Just be sure to pay attention to your body. If you get any abdominal pains, be sure to tell your surgeon. Twisted bowels are a complication in roughly 5% of cases and they can be deadly if not treated. If you haven't already had your gallbladder out, there's probably about a 50% chance you'll need to get that done within the next couple years, but that surgery is a piece o' cake compared to the bypass, plus you'll be a lot skinnier by then.

Anyway, take care and best of luck.

wdmarvin.pip.verisignlabs.com

Good luck and congratulations on how you're doing so far. Probably the toughest part is behind you now.

Like other commentators, I can relate. For about 30 years, my weight gradually climbed and about a year ago, I finally turned it around. A lot of things got me to the point of decisive action, like looking in the mirror and realizing I could no longer suck in the gut and convince myself that it didn't look all that bad. When my doctor suggested I was a good candidate for lap band surgery, I didn't want to believe it. But I looked over the pamphlet, and by coincidence 60 minutes had a story about gastric surgery that weekend.

The only thing, as I looked at the qualifications for surgery, was that a serious diet program had failed. That really struck me, because I never really tried formal diet and exercise, I was deluding myself that by trying to eat the right things in some loose way would work.

Anyhow, you can look forward to 3 phases of reaction from other people as the weight comes off.

1. No reaction -- change is gradual, people don't notice when your hair grows day to day - but cut it off and they'll comment. So people who don't know what you're going won't comment until the difference in appearance is actually noticeable.

2. "Are you losing weight?" Some type of positive encouragement; very gratifying.
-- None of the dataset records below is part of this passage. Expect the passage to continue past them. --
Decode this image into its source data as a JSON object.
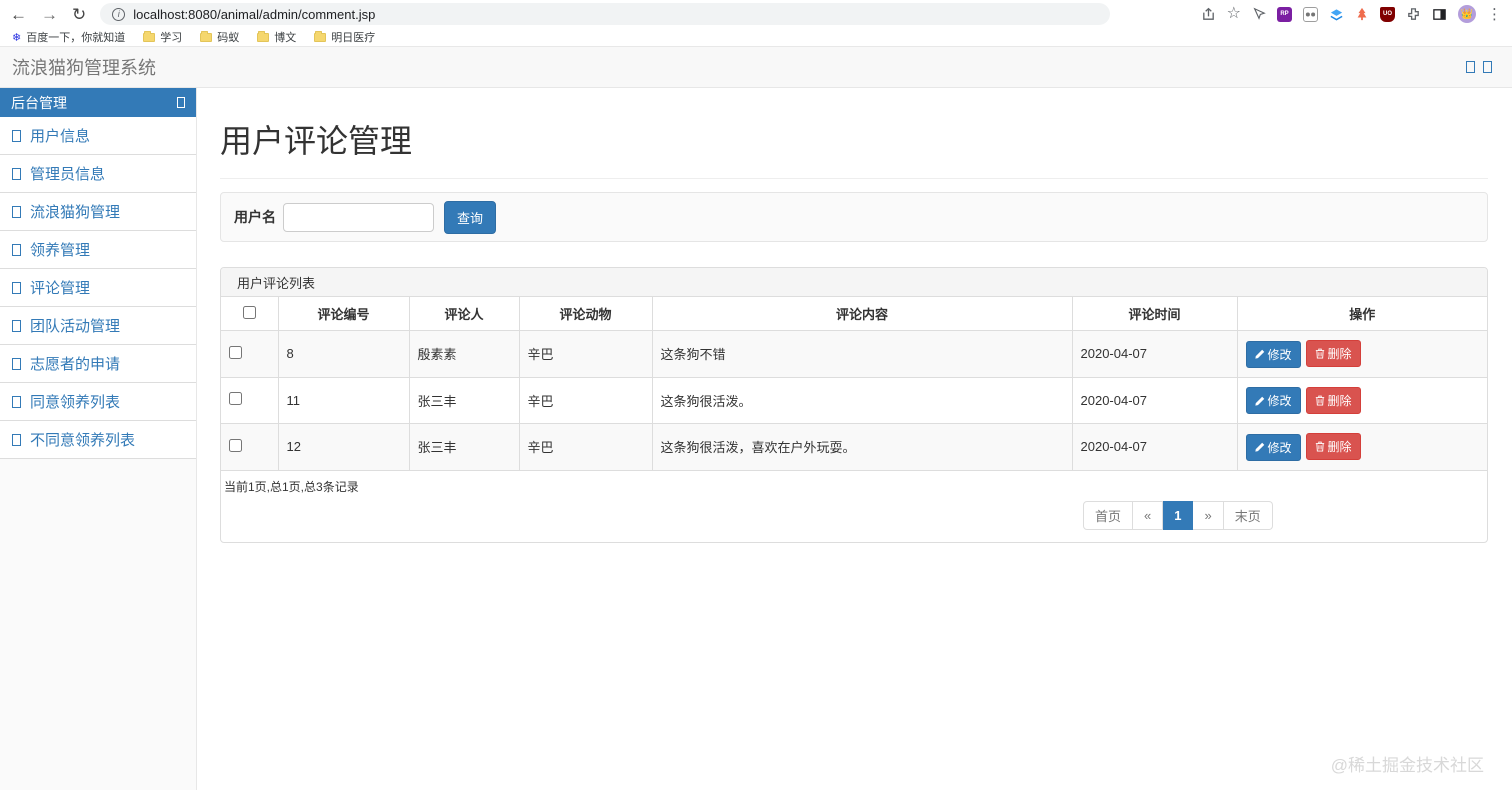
{
  "browser": {
    "url": "localhost:8080/animal/admin/comment.jsp",
    "bookmarks": [
      {
        "label": "百度一下，你就知道",
        "icon": "baidu-paw"
      },
      {
        "label": "学习",
        "icon": "folder"
      },
      {
        "label": "码蚁",
        "icon": "folder"
      },
      {
        "label": "博文",
        "icon": "folder"
      },
      {
        "label": "明日医疗",
        "icon": "folder"
      }
    ],
    "ext_badges": {
      "axure": "RP",
      "ublock": "UO"
    }
  },
  "navbar": {
    "title": "流浪猫狗管理系统"
  },
  "sidebar": {
    "header": "后台管理",
    "items": [
      {
        "label": "用户信息"
      },
      {
        "label": "管理员信息"
      },
      {
        "label": "流浪猫狗管理"
      },
      {
        "label": "领养管理"
      },
      {
        "label": "评论管理"
      },
      {
        "label": "团队活动管理"
      },
      {
        "label": "志愿者的申请"
      },
      {
        "label": "同意领养列表"
      },
      {
        "label": "不同意领养列表"
      }
    ]
  },
  "main": {
    "title": "用户评论管理",
    "search": {
      "label": "用户名",
      "button": "查询"
    },
    "panel": {
      "heading": "用户评论列表",
      "columns": {
        "id": "评论编号",
        "user": "评论人",
        "animal": "评论动物",
        "content": "评论内容",
        "time": "评论时间",
        "actions": "操作"
      },
      "rows": [
        {
          "id": "8",
          "user": "殷素素",
          "animal": "辛巴",
          "content": "这条狗不错",
          "time": "2020-04-07"
        },
        {
          "id": "11",
          "user": "张三丰",
          "animal": "辛巴",
          "content": "这条狗很活泼。",
          "time": "2020-04-07"
        },
        {
          "id": "12",
          "user": "张三丰",
          "animal": "辛巴",
          "content": "这条狗很活泼，喜欢在户外玩耍。",
          "time": "2020-04-07"
        }
      ],
      "edit_label": "修改",
      "delete_label": "删除",
      "pagination_info": "当前1页,总1页,总3条记录",
      "pager": {
        "first": "首页",
        "prev": "«",
        "page": "1",
        "next": "»",
        "last": "末页"
      }
    }
  },
  "watermark": "@稀土掘金技术社区",
  "colors": {
    "primary": "#337ab7",
    "danger": "#d9534f",
    "navbar_bg": "#f8f8f8",
    "stripe": "#f9f9f9"
  }
}
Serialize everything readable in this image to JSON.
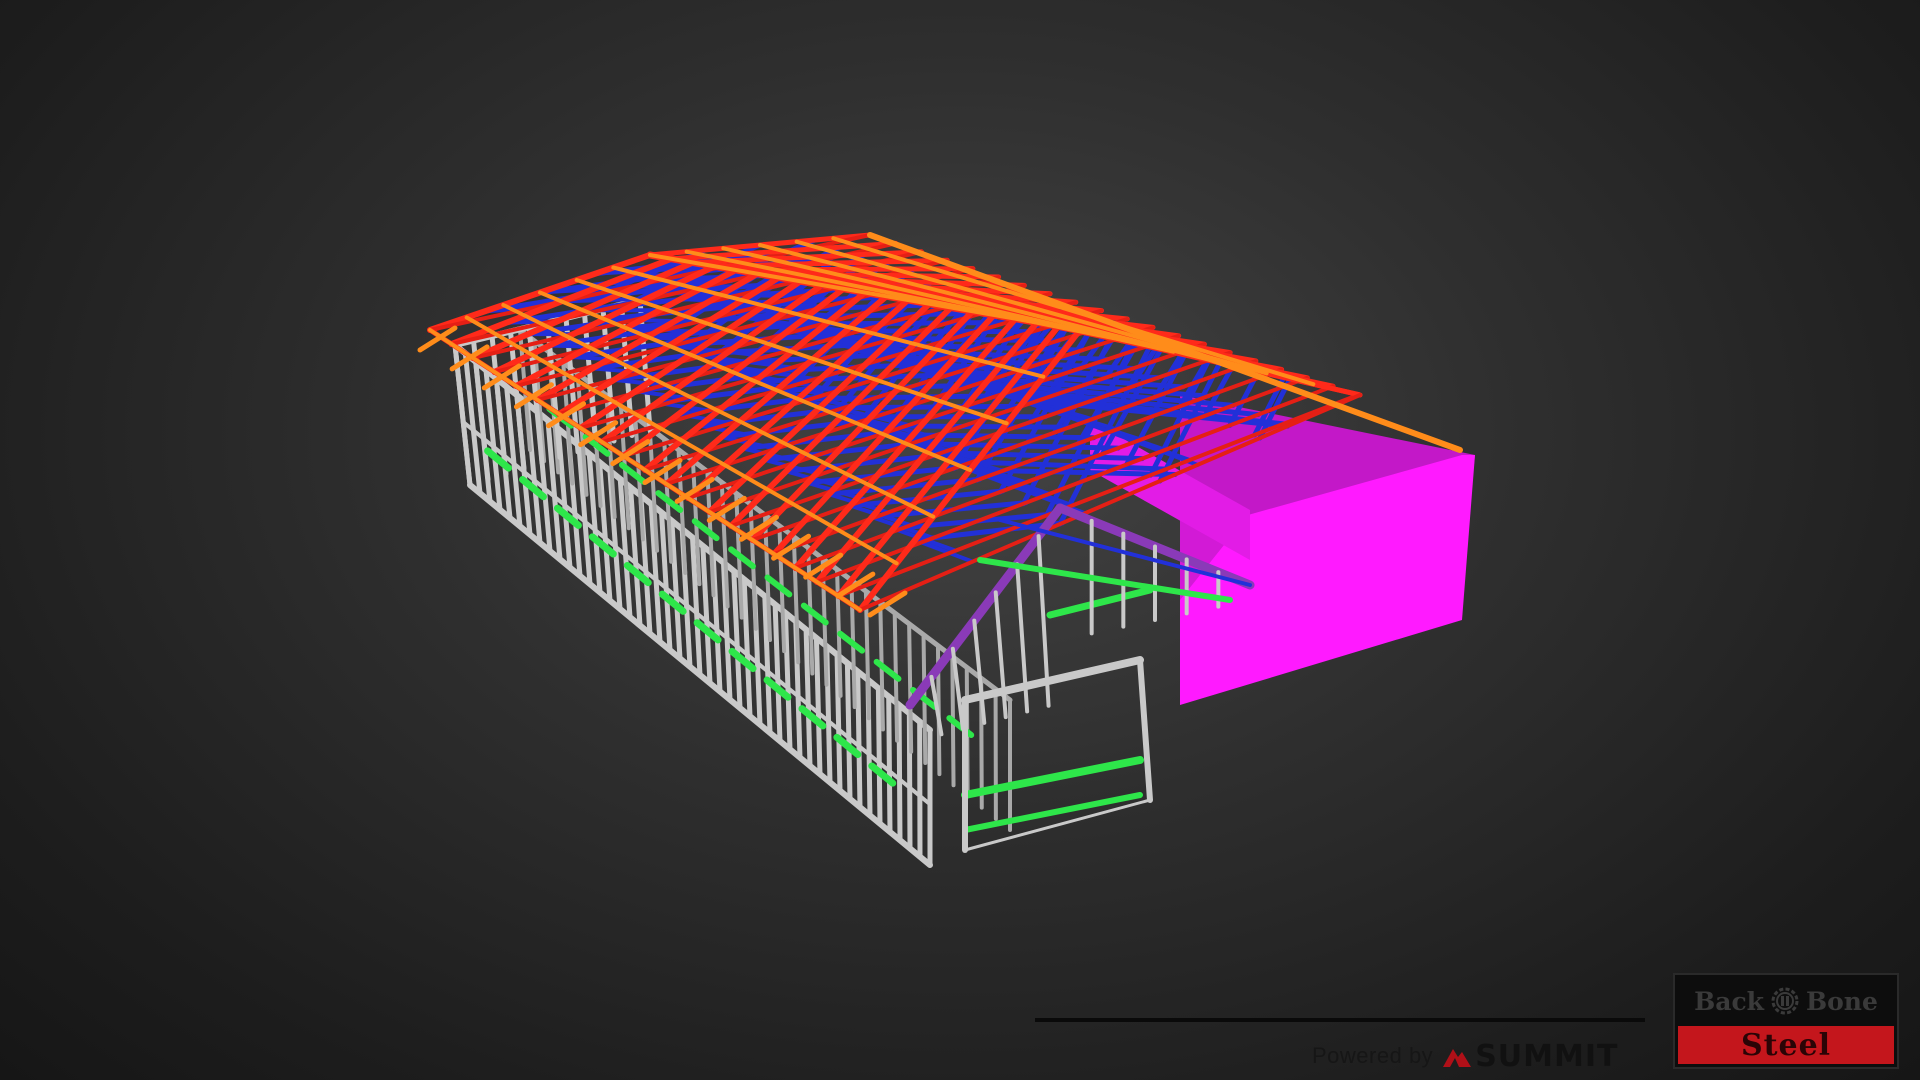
{
  "viewer": {
    "background": "#2f2f2f",
    "model_name": "",
    "member_colors": {
      "wall_frame": "#c9c9c9",
      "noggin": "#2ee64a",
      "truss_chord": "#ff2a1a",
      "truss_web": "#2230d8",
      "roof_batten": "#ff8c1a",
      "fascia": "#8a3ab8",
      "wall_cladding": "#ff1aff"
    }
  },
  "footer": {
    "powered_by": "Powered by",
    "brand": "SUMMIT",
    "brand_icon": "summit-mountain-icon"
  },
  "logo": {
    "top_left": "Back",
    "top_right": "Bone",
    "bottom": "Steel",
    "accent": "#c4161c",
    "icon": "gear-icon"
  }
}
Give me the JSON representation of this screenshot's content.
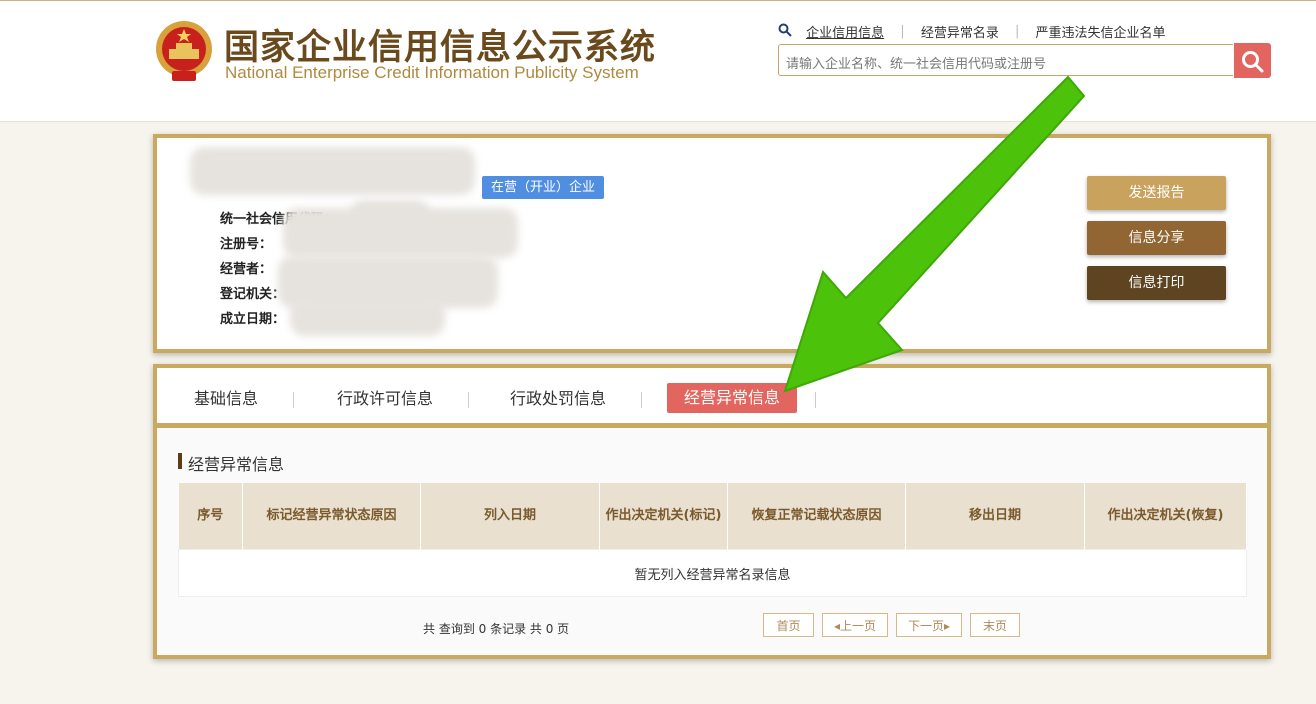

At maybe 20 pounds, people sometimes are tentative. If it's an illness, or you haven't really lost weight, it could be awkward. But then, when the change is undeniable:

3. "You look great! How'd you do it?" That's the best part. I haven't gotten tired of hearing that yet. Makes me think people are really wonderful... because when I was fat, nobody ever said, "Gee, you look awful, why don't you do something about it?"